Cultured murine podocytes were exposed to albumin for 48 hours, with one group receiving treatment with MPA for the second 24 hours. Cells were stained with a Synaptopodin antibody and additional markers to visualize components of the cytoskeleton. Currently, we are analyzing apoptosis through a TUNEL assay as well as alterations in intracellular Calcium content with Fluo-4 and fura red.

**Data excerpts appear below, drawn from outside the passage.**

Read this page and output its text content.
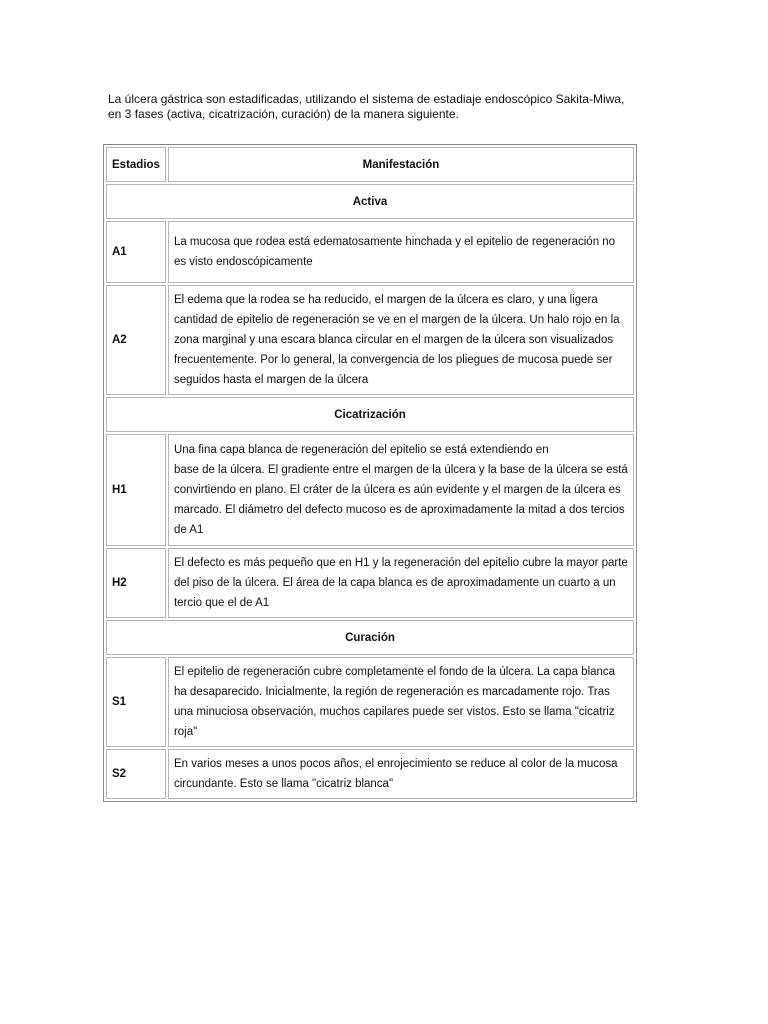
La úlcera gástrica son estadificadas, utilizando el sistema de estadiaje endoscópico Sakita-Miwa, en 3 fases (activa, cicatrización, curación) de la manera siguiente.

Estadios	Manifestación
Activa	
A1	La mucosa que rodea está edematosamente hinchada y el epitelio de regeneración no es visto endoscópicamente
A2	El edema que la rodea se ha reducido, el margen de la úlcera es claro, y una ligera cantidad de epitelio de regeneración se ve en el margen de la úlcera. Un halo rojo en la zona marginal y una escara blanca circular en el margen de la úlcera son visualizados frecuentemente. Por lo general, la convergencia de los pliegues de mucosa puede ser seguidos hasta el margen de la úlcera
Cicatrización	
H1	Una fina capa blanca de regeneración del epitelio se está extendiendo en
base de la úlcera. El gradiente entre el margen de la úlcera y la base de la úlcera se está convirtiendo en plano. El cráter de la úlcera es aún evidente y el margen de la úlcera es marcado. El diámetro del defecto mucoso es de aproximadamente la mitad a dos tercios de A1
H2	El defecto es más pequeño que en H1 y la regeneración del epitelio cubre la mayor parte del piso de la úlcera. El área de la capa blanca es de aproximadamente un cuarto a un tercio que el de A1
Curación	
S1	El epitelio de regeneración cubre completamente el fondo de la úlcera. La capa blanca ha desaparecido. Inicialmente, la región de regeneración es marcadamente rojo. Tras una minuciosa observación, muchos capilares puede ser vistos. Esto se llama "cicatriz roja"
S2	En varios meses a unos pocos años, el enrojecimiento se reduce al color de la mucosa circundante. Esto se llama "cicatriz blanca"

In addition, we study podocyte mobility under injury and with MPA intervention by migration assays. We will also study small GTPases content and activity through a pull-down assay for RhoA and Rac1. In an unbiased approach, podocytes were exposed to either 2 hours of 10 mg/l MPA or an additional 22 hours of 4 mg/l MPA. Total RNA was isolated and subjected to RNASeq anaylses.

Results

Synaptopodin immunofluorescence shows significant alterations of the actin cytoskeleton through albumin exposure. MPA treated cells reveal a restorative ability of the drug, with a recovery of stress fiber formation and a reduction of albumin-induced vacuoles. mRNA expression analyses are in progress.

Conclusion

First results show a promising effect of MPA on stress fiber formation. The additional functional assays will be finished by late summer this year and will give an important insight to MPAs ability to influence pathways, known to be affected during the development of proteinuric diseases. The RNAseq results will provide an objective and detailed picture of the direct effects of MPA on podocytes.